# ronda spain



## jacquigem (Feb 28, 2016)

hi anyone got any info on this place for a 7m van ?

thanks

David


----------



## Chris356 (Feb 28, 2016)

Hi we drove there in a car from torremolinos Feb 2015 it was 15 degrees when we set off and we landed at Rhonda at 10.00 and cars were iced over its quite an incline with lots of lefts and rights stunning views we seen coaches going there so you should be ok in a mh


----------



## vindiboy (Mar 1, 2016)

I have wilded several times in Rhonda  easy to get there in a van, I had an 8 metre Hymer at the time, lovely City and Moorish ruins and baths, also a great Bullring to peruse, there is a Campsite there too but on the fringes of the city and quite an uphill walk to town from it.


----------



## vindiboy (Mar 1, 2016)

Google Maps  Around here as I remember N36.752411 W5.174435  Rhonda.


----------



## vindiboy (Mar 1, 2016)

Google Maps  Arab Baths here  N36.738884 W5.163032 Rhonda.


----------



## n brown (Mar 1, 2016)

not something i'd normally do, but i did enjoy the carriage ride round the old town


----------



## Deleted member 19733 (Mar 1, 2016)

jacquigem said:


> hi anyone got any info on this place for a 7m van ?
> 
> thanks
> 
> David



We were there before last Christmas, our van is 8.25m, no problems.

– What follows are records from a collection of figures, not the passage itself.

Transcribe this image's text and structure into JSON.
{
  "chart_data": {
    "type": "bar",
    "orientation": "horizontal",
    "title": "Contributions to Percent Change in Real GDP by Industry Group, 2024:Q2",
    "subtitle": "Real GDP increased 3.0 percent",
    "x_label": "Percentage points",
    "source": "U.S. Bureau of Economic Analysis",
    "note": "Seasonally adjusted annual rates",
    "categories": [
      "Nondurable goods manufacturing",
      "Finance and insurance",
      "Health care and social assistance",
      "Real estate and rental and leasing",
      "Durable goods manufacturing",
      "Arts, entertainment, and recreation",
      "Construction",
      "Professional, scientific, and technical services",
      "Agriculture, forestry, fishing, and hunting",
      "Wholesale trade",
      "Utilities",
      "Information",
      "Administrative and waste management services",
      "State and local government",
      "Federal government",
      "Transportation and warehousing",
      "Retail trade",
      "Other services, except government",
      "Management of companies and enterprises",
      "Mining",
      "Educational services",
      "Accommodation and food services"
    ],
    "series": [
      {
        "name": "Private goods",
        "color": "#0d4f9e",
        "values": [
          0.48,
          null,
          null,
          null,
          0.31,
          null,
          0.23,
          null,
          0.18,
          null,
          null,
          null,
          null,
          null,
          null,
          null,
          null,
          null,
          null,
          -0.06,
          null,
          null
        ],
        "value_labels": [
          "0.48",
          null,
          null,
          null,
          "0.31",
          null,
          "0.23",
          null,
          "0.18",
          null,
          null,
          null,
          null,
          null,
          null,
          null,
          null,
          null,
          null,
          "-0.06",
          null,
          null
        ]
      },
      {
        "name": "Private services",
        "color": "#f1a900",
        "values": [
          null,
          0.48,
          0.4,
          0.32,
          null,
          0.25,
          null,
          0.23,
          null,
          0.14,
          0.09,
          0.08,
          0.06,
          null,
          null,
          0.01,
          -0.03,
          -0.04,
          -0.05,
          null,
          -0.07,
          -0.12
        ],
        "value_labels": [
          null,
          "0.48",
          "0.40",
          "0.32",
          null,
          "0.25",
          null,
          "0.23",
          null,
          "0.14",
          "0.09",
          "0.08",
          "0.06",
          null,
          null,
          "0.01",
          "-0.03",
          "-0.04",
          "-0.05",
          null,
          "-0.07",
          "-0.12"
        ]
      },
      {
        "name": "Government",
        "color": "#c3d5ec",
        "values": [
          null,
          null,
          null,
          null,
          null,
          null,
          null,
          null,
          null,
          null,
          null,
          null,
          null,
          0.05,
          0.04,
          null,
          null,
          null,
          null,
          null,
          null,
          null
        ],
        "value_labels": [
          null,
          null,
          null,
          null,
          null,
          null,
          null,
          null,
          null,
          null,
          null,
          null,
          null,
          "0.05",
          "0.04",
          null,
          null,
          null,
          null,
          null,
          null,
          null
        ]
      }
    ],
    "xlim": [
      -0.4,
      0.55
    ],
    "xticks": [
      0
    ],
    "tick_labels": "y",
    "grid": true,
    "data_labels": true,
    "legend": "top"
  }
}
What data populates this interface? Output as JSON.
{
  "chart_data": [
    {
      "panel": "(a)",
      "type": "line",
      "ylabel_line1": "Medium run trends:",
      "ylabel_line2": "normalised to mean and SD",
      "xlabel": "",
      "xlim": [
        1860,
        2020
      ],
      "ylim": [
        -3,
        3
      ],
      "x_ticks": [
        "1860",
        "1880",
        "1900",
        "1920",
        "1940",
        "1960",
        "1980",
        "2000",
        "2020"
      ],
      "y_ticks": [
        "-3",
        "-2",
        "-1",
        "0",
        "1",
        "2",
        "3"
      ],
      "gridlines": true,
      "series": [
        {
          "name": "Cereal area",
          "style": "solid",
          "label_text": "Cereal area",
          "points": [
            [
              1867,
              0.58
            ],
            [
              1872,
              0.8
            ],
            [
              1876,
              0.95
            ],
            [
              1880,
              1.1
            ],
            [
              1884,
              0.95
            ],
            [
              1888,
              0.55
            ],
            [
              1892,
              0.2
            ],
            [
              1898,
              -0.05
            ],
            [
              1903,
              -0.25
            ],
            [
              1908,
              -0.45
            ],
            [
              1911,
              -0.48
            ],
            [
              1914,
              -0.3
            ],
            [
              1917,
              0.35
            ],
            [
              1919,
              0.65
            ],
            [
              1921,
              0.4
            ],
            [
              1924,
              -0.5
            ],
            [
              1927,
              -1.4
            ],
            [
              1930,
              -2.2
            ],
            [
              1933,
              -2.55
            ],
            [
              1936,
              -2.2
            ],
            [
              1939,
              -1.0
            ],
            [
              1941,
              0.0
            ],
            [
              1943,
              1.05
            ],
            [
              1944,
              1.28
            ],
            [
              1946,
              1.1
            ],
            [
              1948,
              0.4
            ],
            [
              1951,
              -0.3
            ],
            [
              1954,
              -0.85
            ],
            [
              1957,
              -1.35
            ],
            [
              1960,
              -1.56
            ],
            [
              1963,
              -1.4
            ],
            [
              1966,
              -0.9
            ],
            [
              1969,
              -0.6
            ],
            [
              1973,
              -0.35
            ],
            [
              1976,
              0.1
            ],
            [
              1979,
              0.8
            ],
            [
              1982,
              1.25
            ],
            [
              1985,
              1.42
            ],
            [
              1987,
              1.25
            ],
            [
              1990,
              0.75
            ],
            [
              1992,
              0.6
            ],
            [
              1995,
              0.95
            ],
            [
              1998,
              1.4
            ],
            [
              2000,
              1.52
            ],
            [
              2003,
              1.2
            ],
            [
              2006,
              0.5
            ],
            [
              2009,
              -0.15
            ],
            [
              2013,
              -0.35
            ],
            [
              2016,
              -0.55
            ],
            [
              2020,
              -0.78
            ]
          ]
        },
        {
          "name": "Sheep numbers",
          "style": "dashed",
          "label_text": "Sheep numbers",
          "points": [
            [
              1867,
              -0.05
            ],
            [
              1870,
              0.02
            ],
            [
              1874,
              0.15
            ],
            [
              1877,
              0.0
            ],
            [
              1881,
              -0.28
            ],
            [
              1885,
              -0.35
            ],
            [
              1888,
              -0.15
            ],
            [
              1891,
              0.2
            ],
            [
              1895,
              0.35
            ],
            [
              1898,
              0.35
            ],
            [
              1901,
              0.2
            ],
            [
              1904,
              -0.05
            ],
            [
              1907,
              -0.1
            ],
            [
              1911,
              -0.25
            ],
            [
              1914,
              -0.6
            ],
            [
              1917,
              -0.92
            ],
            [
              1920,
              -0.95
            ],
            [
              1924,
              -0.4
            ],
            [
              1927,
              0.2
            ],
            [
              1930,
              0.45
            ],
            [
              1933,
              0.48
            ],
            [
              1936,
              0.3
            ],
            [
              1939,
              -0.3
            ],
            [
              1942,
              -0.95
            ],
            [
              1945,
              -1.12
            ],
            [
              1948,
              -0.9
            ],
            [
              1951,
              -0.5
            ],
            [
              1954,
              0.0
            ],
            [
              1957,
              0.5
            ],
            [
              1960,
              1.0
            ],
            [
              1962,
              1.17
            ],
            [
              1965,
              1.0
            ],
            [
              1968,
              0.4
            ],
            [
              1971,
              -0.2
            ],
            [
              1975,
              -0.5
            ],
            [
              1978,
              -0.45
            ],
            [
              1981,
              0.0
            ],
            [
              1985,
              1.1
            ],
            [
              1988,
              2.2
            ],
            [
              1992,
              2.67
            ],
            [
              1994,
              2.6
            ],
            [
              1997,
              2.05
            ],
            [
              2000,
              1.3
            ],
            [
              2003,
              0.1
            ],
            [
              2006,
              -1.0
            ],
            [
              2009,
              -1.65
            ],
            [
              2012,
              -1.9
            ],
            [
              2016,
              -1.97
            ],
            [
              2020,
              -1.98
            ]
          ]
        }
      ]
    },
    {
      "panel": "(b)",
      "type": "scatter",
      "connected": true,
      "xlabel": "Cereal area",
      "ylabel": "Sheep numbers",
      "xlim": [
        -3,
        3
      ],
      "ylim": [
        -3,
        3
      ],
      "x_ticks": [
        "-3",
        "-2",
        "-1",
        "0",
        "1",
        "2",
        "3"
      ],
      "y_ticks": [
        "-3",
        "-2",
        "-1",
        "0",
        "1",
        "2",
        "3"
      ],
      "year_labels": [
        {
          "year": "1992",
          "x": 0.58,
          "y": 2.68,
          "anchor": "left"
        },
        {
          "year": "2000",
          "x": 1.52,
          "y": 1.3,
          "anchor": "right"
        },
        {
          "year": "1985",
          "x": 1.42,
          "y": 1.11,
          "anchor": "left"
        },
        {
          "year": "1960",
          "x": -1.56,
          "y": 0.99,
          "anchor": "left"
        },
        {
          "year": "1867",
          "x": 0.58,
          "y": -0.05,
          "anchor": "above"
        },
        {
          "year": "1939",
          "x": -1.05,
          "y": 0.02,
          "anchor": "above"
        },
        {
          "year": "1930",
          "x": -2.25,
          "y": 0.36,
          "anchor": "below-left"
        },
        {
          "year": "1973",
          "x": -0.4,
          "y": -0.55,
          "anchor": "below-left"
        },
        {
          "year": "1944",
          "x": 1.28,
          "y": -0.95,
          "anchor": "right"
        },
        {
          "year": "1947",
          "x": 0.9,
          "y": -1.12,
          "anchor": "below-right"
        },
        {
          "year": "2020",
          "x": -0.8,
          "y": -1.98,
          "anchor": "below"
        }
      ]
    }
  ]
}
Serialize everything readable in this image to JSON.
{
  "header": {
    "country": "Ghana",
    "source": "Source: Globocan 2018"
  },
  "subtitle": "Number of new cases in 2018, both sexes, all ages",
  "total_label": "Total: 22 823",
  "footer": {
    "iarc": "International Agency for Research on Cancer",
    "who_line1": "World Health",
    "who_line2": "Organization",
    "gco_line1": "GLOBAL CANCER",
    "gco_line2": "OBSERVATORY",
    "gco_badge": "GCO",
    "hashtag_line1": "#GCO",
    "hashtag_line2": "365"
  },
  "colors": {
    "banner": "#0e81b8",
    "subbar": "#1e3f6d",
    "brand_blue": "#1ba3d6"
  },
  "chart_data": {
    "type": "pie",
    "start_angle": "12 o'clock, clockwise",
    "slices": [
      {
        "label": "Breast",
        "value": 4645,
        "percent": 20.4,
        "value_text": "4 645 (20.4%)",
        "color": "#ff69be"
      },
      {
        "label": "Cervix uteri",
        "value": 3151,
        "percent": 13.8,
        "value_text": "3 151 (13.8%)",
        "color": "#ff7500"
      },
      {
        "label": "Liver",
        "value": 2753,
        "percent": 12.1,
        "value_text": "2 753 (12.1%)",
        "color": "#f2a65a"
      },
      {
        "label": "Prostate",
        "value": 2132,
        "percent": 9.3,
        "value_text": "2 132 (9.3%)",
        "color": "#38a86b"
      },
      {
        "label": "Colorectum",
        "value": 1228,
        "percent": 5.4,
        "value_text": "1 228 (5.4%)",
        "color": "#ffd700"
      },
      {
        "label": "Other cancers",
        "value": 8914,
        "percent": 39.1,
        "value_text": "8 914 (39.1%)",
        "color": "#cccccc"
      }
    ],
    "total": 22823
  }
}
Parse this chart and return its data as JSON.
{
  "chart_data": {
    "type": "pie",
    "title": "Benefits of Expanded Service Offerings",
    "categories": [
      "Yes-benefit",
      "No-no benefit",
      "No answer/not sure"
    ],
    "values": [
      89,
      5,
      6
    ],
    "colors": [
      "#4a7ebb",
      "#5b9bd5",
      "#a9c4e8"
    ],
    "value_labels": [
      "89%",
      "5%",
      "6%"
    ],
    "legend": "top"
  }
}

See here https://db.tt/lKTGwC2C


----------



## Gee (Mar 29, 2016)

Visited back in January. Amazing place. Chilly by night but not freezing. No problems in the main carpark for one night. About 6 vans in there mostly over by the back wall. Google Maps


----------



## Al Sourer (Apr 7, 2016)

*Ronda*

Hi Just spotted your post so apologies if too late.we're not long back from a trip and stayed at Camping El Sur a short distance from Ronda yes I know its
not wild camping but after a month away we needed everything they had to offer! Ronda a wonderful place great Tapas a dot miss the view next to the Parador
one or two places near the campsite where you could wild camp if you need info drop us a message.

Regards

Al Sourer


----------



## jacquigem (Apr 7, 2016)

Thanks Al we ended up on the camp site as well. Great place and one I am looking forward to returning to.


----------



## n brown (Apr 7, 2016)

can't remember our route in, think we came up from Gib, but we went through a beautiful area that seemed to be an ancient volcanic crater, littered with boulders . lovely area


----------